A court decision in favor the United States government would allow the courts to enforce data localization from the bench, imposing massive costs and reorganization of our internet infrastructure just to avoid lawsuits. Even worse, data localization could run Microsoft and other American information technology firms out of business. If the Supreme Court decides that outdated ECPA provisions constitute extraterritoriality and increased government access to private data, business partners might feel safer doing business elsewhere. Thousands of Americans jobs could be at stake.
That’s where ICPA comes in. ICPA would establish a clear, workable process for sharing communications between countries.
Under ICPA, law enforcement must obtain a warrant to obtain private communications from the customer of an internet service provider or information technology company. If any of the communications of the targeted customer are located outside of the United States, law enforcement must use established Mutual Legal Assistance Treaties (MLATs) with other countries to inform foreign governments of attempts to obtain data localized abroad. A foreign country holding the data then has the opportunity to review the accusations against an individual and the impact of providing sought information on its own national security.
Additionally, ICPA would require to the DOJ to release information about the number of MLAT requests received and sent by the United States, as well as the duration it takes to resolve each one.

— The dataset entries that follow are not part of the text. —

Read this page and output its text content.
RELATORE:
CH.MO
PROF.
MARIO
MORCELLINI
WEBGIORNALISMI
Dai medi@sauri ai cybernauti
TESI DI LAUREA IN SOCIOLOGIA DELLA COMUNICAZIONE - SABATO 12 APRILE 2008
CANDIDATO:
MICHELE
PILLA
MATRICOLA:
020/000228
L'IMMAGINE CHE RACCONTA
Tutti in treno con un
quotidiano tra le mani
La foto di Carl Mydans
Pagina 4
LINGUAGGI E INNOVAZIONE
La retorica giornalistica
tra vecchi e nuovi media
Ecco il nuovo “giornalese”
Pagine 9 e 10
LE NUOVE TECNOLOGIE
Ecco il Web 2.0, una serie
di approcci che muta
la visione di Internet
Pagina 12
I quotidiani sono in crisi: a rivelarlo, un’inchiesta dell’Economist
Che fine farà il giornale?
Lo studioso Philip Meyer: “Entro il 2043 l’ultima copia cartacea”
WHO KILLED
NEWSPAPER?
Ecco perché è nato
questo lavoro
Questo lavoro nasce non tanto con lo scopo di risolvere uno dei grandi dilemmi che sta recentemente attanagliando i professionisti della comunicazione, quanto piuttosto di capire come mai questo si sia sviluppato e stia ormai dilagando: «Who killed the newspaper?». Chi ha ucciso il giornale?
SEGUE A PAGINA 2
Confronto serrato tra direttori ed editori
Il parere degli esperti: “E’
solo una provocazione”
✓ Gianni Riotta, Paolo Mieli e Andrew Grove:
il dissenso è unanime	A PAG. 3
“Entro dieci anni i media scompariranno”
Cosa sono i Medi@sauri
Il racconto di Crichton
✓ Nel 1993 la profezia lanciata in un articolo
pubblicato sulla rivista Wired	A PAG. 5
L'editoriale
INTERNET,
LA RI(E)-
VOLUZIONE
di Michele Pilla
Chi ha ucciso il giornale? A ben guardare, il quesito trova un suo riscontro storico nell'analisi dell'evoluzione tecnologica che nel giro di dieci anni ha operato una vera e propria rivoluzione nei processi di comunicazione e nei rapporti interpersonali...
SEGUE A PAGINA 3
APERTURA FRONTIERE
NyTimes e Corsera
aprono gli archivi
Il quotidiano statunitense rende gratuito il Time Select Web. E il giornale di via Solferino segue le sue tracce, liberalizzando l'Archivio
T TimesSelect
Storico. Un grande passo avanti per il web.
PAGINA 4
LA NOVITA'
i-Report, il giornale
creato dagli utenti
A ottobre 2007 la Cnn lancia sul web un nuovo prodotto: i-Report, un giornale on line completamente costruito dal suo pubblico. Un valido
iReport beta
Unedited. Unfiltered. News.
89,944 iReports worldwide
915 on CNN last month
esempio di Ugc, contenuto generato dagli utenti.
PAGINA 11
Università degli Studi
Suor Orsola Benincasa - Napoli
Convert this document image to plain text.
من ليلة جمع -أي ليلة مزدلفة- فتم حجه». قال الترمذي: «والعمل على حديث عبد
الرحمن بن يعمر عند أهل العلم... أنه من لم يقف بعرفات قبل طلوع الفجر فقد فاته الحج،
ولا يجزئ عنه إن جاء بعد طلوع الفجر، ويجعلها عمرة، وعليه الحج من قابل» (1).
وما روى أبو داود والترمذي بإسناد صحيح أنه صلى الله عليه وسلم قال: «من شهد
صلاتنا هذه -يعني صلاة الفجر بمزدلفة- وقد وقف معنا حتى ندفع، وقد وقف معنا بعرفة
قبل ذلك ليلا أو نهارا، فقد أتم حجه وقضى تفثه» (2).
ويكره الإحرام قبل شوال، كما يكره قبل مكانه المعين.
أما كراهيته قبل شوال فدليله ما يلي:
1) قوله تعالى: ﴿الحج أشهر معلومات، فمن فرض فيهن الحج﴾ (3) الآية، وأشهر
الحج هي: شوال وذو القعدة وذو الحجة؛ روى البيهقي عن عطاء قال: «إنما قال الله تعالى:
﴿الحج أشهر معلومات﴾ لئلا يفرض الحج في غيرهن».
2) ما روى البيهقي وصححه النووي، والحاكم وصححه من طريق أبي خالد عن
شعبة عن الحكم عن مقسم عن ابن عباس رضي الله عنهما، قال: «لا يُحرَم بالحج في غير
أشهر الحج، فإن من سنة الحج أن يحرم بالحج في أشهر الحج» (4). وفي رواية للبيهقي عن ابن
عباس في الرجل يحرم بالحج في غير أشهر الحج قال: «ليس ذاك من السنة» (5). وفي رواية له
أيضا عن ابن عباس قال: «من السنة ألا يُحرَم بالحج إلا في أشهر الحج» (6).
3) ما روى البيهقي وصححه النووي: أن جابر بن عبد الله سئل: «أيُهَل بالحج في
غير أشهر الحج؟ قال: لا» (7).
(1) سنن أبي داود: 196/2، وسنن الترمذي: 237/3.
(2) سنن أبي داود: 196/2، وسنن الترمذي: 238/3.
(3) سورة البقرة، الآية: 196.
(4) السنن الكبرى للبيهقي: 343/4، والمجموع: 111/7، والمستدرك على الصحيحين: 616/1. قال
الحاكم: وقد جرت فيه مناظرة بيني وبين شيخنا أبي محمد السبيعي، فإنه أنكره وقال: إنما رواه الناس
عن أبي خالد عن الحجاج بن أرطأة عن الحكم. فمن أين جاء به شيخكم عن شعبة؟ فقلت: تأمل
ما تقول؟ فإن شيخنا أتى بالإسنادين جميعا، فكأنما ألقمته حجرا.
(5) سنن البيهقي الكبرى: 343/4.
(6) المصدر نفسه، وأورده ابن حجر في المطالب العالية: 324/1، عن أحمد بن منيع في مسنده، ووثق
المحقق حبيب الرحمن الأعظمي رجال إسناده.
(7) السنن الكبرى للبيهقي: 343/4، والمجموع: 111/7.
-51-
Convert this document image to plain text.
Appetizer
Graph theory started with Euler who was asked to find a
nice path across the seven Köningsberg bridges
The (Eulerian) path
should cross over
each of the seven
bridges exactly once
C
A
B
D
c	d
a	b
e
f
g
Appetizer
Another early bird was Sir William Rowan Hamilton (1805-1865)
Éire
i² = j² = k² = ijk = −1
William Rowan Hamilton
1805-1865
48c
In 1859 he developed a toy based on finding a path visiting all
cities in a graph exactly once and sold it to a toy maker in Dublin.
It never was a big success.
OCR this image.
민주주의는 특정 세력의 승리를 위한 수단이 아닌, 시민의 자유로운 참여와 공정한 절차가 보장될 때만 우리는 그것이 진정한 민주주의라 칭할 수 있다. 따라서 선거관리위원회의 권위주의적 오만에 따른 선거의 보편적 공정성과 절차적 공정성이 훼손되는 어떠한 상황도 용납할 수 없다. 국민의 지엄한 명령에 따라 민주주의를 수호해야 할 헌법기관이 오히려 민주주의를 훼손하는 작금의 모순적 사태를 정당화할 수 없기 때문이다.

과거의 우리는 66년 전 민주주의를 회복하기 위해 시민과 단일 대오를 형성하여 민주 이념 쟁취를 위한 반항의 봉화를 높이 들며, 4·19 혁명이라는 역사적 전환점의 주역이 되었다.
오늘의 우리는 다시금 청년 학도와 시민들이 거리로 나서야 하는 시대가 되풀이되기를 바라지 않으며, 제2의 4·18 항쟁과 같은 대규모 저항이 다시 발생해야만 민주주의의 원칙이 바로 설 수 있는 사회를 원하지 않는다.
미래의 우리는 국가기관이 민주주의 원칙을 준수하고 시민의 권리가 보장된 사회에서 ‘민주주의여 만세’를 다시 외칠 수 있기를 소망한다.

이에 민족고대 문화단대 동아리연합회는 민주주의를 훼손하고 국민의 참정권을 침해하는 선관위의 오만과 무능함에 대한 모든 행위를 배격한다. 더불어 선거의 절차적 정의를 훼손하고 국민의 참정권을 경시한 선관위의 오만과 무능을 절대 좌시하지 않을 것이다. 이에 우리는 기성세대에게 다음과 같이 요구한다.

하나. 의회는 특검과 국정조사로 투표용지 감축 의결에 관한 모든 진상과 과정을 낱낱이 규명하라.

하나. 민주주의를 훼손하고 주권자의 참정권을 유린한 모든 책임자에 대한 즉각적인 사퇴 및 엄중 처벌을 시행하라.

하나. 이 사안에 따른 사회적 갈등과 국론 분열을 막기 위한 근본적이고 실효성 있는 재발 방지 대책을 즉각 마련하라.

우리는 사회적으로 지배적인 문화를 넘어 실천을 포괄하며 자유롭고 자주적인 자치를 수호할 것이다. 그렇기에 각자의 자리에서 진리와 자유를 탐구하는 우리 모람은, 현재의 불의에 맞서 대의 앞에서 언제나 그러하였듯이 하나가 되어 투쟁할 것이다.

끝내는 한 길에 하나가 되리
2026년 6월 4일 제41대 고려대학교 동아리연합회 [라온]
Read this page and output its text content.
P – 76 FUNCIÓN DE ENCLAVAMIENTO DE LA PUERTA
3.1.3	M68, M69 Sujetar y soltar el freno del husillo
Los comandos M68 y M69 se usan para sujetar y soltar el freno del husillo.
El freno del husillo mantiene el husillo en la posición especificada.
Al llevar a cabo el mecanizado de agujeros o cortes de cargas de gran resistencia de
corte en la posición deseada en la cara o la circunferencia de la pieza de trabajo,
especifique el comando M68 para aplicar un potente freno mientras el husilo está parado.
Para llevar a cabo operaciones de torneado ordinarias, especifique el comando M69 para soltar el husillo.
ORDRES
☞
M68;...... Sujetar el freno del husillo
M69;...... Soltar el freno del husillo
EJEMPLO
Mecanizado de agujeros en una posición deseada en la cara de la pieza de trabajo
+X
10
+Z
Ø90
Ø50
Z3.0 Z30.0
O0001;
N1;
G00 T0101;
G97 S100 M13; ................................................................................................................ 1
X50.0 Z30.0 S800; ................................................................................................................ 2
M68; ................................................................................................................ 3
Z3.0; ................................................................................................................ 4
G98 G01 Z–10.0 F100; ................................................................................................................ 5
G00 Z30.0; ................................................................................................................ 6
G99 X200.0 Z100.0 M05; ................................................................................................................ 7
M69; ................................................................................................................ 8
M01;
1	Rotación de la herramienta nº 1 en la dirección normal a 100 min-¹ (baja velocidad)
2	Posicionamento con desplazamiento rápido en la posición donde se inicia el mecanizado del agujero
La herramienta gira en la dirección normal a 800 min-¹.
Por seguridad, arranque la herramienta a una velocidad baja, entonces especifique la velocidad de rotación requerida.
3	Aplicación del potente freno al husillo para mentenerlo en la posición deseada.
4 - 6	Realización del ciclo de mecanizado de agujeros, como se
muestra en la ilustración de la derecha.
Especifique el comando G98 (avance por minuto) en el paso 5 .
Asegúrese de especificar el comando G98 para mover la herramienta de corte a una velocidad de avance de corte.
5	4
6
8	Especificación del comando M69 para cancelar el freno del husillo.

Passing ICPA would eliminate massive potential for judicial overreach, establish clarity in outdated rules, and avoid costly legal expenses for private companies and government officials. There’s no need to enforce costly data localization provisions when MLATs and a clearer delineation would suffice.
FreedomWorks recently signed onto a coalition letter supporting swift passage of ICPA, echoing the sentiments of Microsoft President Brad Smith, who wrote in an October, 16th blog-post: “Current laws were written for the era of the floppy disk, not the world of the cloud.”
Congress should pass ICPA to avoid more disputes like United States vs. Microsoft that fumble the inadequacies of archaic laws.